The spacious black box theater is divided up for this play into two audience sections placed at right angles to each other and facing an open wide stage space that is dominated in the center by a large elegant bed flanked by two night-tables and lamps, a dressing table facing the audience on one side and an arm chair facing the bed on the other side. Along the wall behind the bed hang a number of variously sized empty gilded frames suspended at various levels. Off to stage left on a slightly elevated platform a fully equipped tiled bathroom is furnished with a claw-foot bathtub, a sink and mirror, a toilet, and a gorgeous Tiffany style stained glass window with an ornate “W” in the centre. Stage right a door leads through a suggested vestibule to off-stage. A subtle red frame borders the bedroom area on the top and the sides. The exquisite set design by Maruti Evans with gentle lighting by Alan C. Edwards leaves no doubt that we are in the home of a wealthy person with taste.

A few strains of blues open the scene: one woman reclines in the bathtub filled to the brim with foamy water, her back to the audience, only her head visible; the other woman, a visiting nurse washes her vigorously while delivering a feisty litany describing the sundry oddities a nurse might encounter caring for the elderly. Her entertaining tirade is disrupted by the doorbell, and as she leaves the elderly lady in the bathtub, she enjoins her not “to go slipping off” while she is away. Promptly, the bather slides under water but pushes herself back up after a few moments. She climbs with some effort out of the tub, wraps herself in a luxurious towel and proceeds to check her pharmaceutical supply on the sink, rattling the bottles until she finds the one she wants to open, can’t open it, flings it with a “fuck you” to the ground, discovers the hairdryer, plugs it in, and approaches the tub hairdryer in hand. Just then the nurse returns, grasps the situation, takes the hairdryer out of her hands and proceeds to put the old woman back into the tub, all the while praising the gorgeous features of the uniformed deliveryman whom she just saw. This is the beginning of the high octane dialogue and action that ensues subsequently between the two women. Under the direction of Jonathan McCrory, the duologue bristles with dynamic variety and humor as well as pathos.

Lizan Mitchell (Carolyn) and Nikki E. Walter (Veronika,
the nurse). Photo by Christine Jean Chambers.
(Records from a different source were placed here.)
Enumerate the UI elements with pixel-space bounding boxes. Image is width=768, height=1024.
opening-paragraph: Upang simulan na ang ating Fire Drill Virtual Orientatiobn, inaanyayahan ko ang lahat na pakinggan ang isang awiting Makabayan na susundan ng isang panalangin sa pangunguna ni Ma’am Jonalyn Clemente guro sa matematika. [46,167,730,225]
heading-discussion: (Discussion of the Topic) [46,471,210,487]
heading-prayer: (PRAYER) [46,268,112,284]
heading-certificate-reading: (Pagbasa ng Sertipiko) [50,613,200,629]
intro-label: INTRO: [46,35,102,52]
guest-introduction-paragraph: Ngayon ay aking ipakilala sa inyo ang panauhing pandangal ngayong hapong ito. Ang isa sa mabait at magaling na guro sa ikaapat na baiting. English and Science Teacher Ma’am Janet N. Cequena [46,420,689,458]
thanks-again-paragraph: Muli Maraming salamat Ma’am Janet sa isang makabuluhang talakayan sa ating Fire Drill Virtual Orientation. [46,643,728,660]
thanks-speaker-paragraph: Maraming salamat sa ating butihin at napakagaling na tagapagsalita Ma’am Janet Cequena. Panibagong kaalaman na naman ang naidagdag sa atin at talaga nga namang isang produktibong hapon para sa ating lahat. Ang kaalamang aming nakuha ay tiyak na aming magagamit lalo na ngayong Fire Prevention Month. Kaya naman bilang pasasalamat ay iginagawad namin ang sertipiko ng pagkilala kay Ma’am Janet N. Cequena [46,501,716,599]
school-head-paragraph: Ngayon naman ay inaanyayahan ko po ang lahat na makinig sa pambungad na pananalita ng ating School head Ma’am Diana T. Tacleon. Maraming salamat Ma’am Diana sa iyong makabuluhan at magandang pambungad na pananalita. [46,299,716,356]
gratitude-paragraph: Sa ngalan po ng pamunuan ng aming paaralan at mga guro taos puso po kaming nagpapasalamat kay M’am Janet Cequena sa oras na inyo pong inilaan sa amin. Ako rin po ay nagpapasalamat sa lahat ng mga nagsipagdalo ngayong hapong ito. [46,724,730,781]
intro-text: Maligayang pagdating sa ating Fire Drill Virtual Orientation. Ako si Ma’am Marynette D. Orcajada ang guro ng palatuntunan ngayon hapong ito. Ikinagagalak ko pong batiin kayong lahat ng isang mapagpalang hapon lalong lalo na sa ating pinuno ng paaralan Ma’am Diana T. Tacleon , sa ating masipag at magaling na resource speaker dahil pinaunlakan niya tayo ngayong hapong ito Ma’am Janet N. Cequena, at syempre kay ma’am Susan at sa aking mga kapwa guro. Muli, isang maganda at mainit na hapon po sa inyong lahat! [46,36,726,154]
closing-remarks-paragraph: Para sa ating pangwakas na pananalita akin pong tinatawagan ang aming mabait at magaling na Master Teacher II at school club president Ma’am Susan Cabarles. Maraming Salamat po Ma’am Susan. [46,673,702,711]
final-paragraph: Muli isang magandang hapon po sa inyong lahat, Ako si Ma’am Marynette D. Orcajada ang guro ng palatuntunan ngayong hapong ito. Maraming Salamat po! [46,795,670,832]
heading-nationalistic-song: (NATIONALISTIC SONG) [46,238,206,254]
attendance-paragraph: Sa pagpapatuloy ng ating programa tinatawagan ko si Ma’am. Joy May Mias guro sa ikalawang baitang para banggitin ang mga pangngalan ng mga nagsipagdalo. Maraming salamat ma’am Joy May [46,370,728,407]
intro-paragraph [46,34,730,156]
Carolyn Whitlock, the elderly rich woman, purportedly suffering from end-stage uterine cancer, is played by Lizan Mitchell with tremendous vocal and physical energy and emotional intensity. Veronika-- Veroni-KA with the “dumpster mouth,” as Carolyn likes to mock her-- is the unflappable visiting nurse with strong hands and words, common sense as well as culinary gifts; Nikki E. Walter plays her with a mix of simple grace and strength of character. She does not give in to Carolyn’s taunts but gives back as good as she gets. And yet beyond the banter, there emerges a deeper layer of existential trauma experienced by both characters. Carolyn, the rich woman feels that she is mean to the core and has lived a life destroying others and ultimately empty of value—she wants to end it all since she feels the cancer is eating her from the inside anyway. She tries to con Veronika into helping her to end it with a fatal but undetectable injection. Her tool of temptation? She has made her into the sole beneficiary of her wealth and home so that Veronika, whose poverty she had mocked at first, could open a home for children with AIDS.

However, Veronika is a force of Life and a woman of strong faith. In the course of ninety relentless minutes the play twists and turns through a number of absurdly funny as well as deeply touching revelations about the life of each character until the two ultimate revelations that have to do with the presumed versus the actual identifying label under which each of them operated. I will not reveal the final coup de theatre but urge you to see this life affirming play by making your way uptown for a riveting performance.